Previously, confirmed partial responses had been demonstrated in PIK3CA mutated metastatic breast cancer with taselisib, administered either as a single agent or combined with endocrine therapy.
Cristina Saura, Medical Oncology Department, Vall d’Hebron University Hospital, Vall d’Hebron Institute of Oncology in Barcelona, Spain presented findings from the phase II LORELEI (NCT02273973) trial of neoadjuvant letrozole plus taselisib compared to letrozole plus placebo in postmenopausal patients with oestrogen receptor (ER)-positive, human epidermal growth factor receptor 2 (HER2)-negative early breast cancer.
LORELEI is a phase II randomised, double-blind study that enrolled 334 patients in 90 sites worldwide with operable early breast cancer, stages I to III, and evaluable tumour tissue for centralised PIK3CA genotyping. The patients were randomised to receive letrozole plus either taselisib at 4 mg in a 5 days on - 2 days off weekly cycle or placebo for 16 weeks, followed by surgery.

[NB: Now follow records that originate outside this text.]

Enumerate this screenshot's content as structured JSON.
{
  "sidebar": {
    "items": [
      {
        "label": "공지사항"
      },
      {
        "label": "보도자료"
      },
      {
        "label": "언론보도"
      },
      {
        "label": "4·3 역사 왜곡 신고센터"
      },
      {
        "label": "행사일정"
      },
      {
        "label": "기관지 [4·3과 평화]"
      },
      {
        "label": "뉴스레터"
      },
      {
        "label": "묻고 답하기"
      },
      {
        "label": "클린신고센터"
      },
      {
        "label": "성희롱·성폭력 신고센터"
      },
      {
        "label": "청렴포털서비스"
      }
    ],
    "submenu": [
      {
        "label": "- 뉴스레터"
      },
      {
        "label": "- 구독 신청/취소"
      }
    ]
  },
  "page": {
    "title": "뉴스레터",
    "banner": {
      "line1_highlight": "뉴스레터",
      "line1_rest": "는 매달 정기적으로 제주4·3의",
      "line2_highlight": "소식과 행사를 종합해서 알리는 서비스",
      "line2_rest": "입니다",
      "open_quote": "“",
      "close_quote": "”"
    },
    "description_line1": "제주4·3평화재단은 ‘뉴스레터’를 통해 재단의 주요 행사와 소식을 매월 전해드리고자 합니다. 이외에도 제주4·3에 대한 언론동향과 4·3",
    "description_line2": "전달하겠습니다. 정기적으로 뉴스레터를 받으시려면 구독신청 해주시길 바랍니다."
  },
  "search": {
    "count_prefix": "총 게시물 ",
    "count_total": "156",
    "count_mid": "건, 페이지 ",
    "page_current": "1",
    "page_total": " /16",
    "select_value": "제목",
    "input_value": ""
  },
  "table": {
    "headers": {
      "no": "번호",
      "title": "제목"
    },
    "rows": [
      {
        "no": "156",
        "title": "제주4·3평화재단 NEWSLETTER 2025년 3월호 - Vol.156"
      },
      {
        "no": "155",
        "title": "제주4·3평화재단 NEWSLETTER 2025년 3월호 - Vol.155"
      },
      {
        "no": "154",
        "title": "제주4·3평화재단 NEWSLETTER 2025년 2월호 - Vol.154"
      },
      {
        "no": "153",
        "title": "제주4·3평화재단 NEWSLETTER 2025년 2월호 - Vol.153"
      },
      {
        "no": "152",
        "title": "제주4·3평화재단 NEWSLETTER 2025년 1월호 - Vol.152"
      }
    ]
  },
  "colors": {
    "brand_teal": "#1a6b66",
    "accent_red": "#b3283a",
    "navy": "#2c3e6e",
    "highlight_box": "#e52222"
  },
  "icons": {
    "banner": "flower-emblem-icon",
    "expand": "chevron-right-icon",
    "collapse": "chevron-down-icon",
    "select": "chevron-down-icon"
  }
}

The ORR by centrally assessed breast MRI and pathologic complete response (pCR) defined as the rate of tumour eradication from both breast and lymph nodes (ypT0/is N0) at date of surgery in all randomised patients and in patients with PIK3CA mutated tumours were the co-primary endpoints.
The sample size was calculated to detect an absolute increase of 24% in ORR (from 40% to 64%, minimal detectable difference [MDD] 15%; 2-sided α 16%, 80% power), or 18% in pCR (from 1% to 19%; MDD 13%; 2-sided α 4%, 80% power) in patients with PIK3CA mutant tumours.

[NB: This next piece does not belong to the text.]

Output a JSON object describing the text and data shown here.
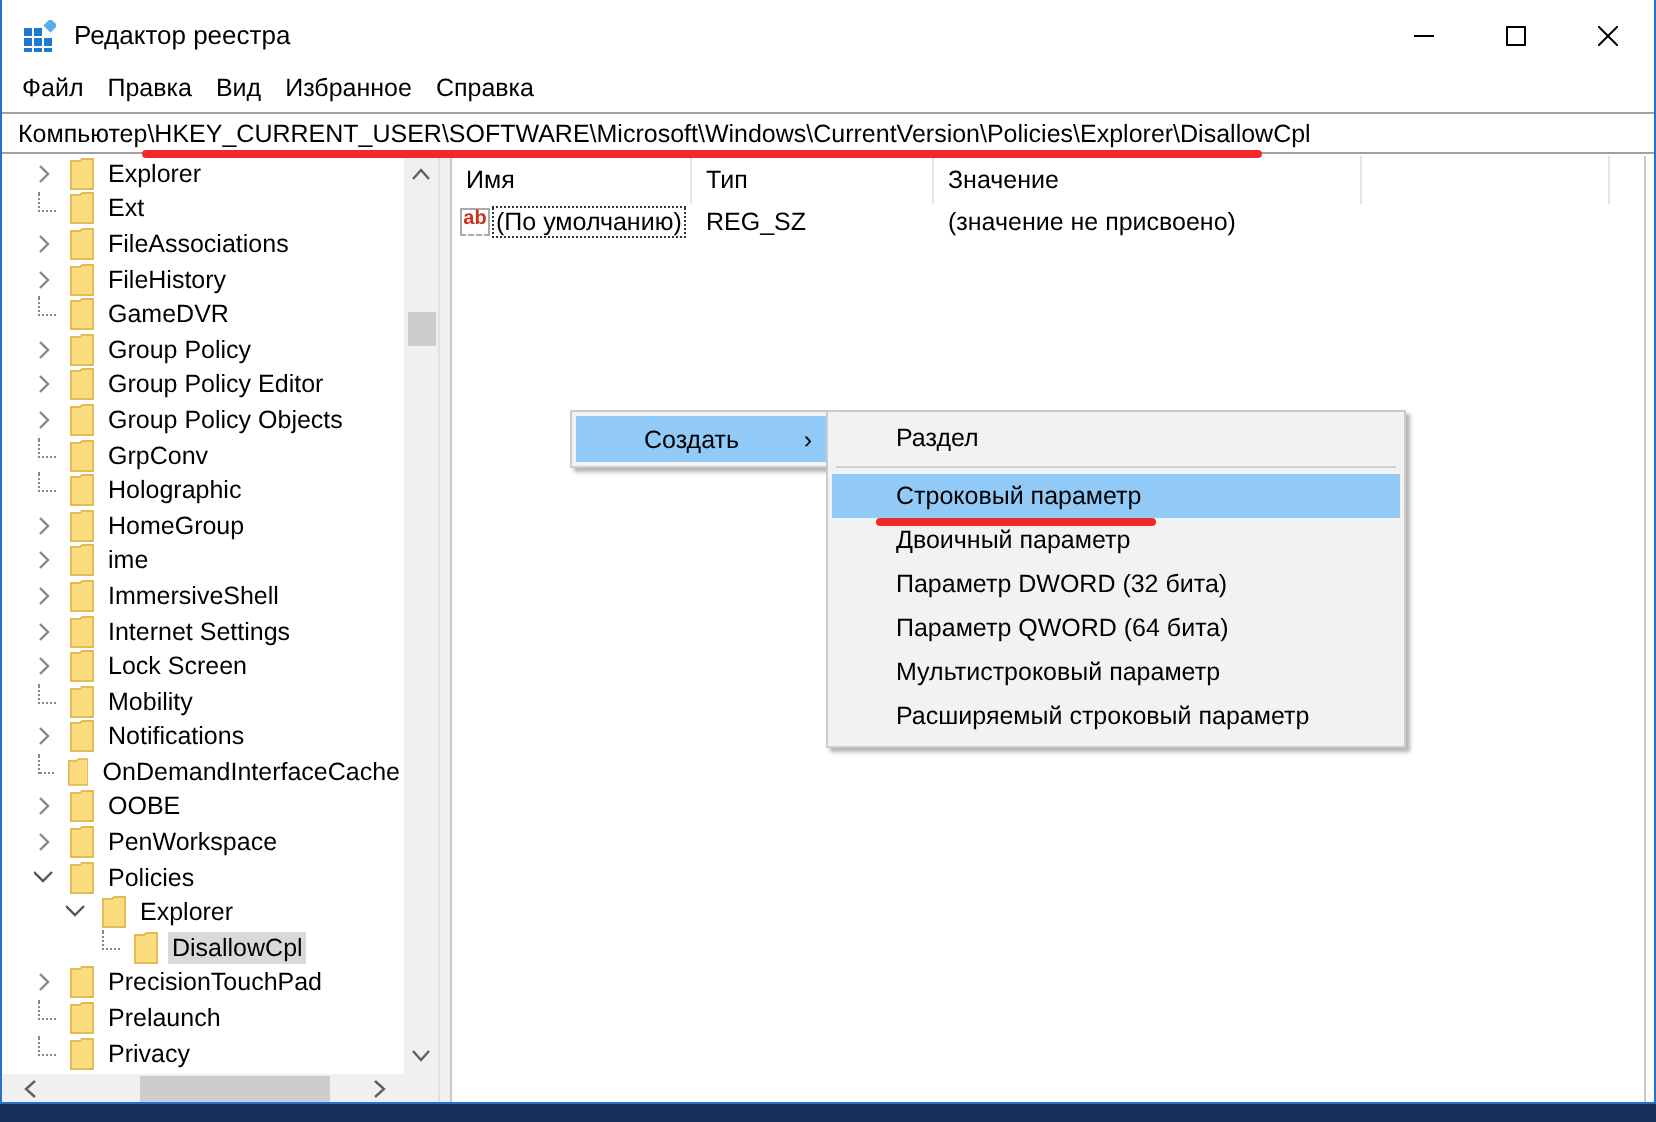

The LORELEI study met the primary endpoint
With the taselisib/letrozole combination, the ORR was increased from 38% to 56.2% in the PIK3CA mutated subset, odds ratio [OR] 2.03; 95% confidence interval [CI] 1.06, 3.88 (p = 0.033).
The ORR was also increased from 39.3% to 50%, in the overall cohort of all randomised patients that included women without tumours having mutated PIK3CA as well, OR 1.55; 95%CI 1.00, 2.38 (p = 0.049).

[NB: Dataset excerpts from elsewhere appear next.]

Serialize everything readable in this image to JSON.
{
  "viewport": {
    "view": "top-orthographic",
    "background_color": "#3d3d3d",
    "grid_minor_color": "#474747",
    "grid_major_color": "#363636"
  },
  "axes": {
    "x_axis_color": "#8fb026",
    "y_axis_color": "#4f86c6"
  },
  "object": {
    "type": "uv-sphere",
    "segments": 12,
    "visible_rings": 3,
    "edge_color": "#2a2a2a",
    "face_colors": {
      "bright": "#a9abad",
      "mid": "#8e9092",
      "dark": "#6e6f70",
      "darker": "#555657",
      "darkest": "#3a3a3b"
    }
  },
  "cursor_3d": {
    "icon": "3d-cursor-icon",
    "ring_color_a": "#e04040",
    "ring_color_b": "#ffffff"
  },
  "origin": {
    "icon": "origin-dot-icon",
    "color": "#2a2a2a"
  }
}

Neither the overall patients nor the patients in the PIK3CA mutated subset demonstrated significant differences in the pCR rate with the taselisib/letrozole combination compared to letrozole/placebo.
The investigators reported that the toxicity with taselisib was manageable. The most common serious (grade 3 and 4) adverse events associated with the drug included gastrointestinal disorders (7.8%), infections (4.8%), and skin / subcutaneous tissue disorders (4.8%), vascular disorders (3.6%), and metabolism and nutrition disorders (3.6%) including hyperglycemia (1.2%).
One sudden death occurred in the taselisib arm that was considered unrelated to study treatment.
Dose reductions were made in 11.4% of patients and 10.8% of patients discontinued taselisib.
The authors noted that LORELEI is the first randomised study to demonstrate a significant increase in ORR as measured by MRI following treatment with a PI3K selective inhibitor in combination with letrozole in patients with ER-positive/HER2-negative early breast cancer.
They are performing comprehensive biomarker analyses to provide further insight into the antitumour responses observed with the taselisib/letrozole combination.
Commenting on the results of the study, Nadia Harbeck of the Breast Center, Department of Obstetrics and Gynecology, University of Munich (LMU), Munich, Germany said that it is about first clinical proof of efficacy of a specific PI3K inhibitor (taselisib) in early breast cancer. The results of confirmatory phase III trials in metastatic breast cancer are eagerly awaited.
This trial was funded by Genentech Inc.
LBA10_PR – Saura C, et al. Primary results of LORELEI: a phase II randomized, double-blind study of neoadjuvant letrozole (LET) plus taselisib versus LET plus placebo (PLA) in postmenopausal patients (pts) with ER+/HER2-negative early breast cancer (EBC).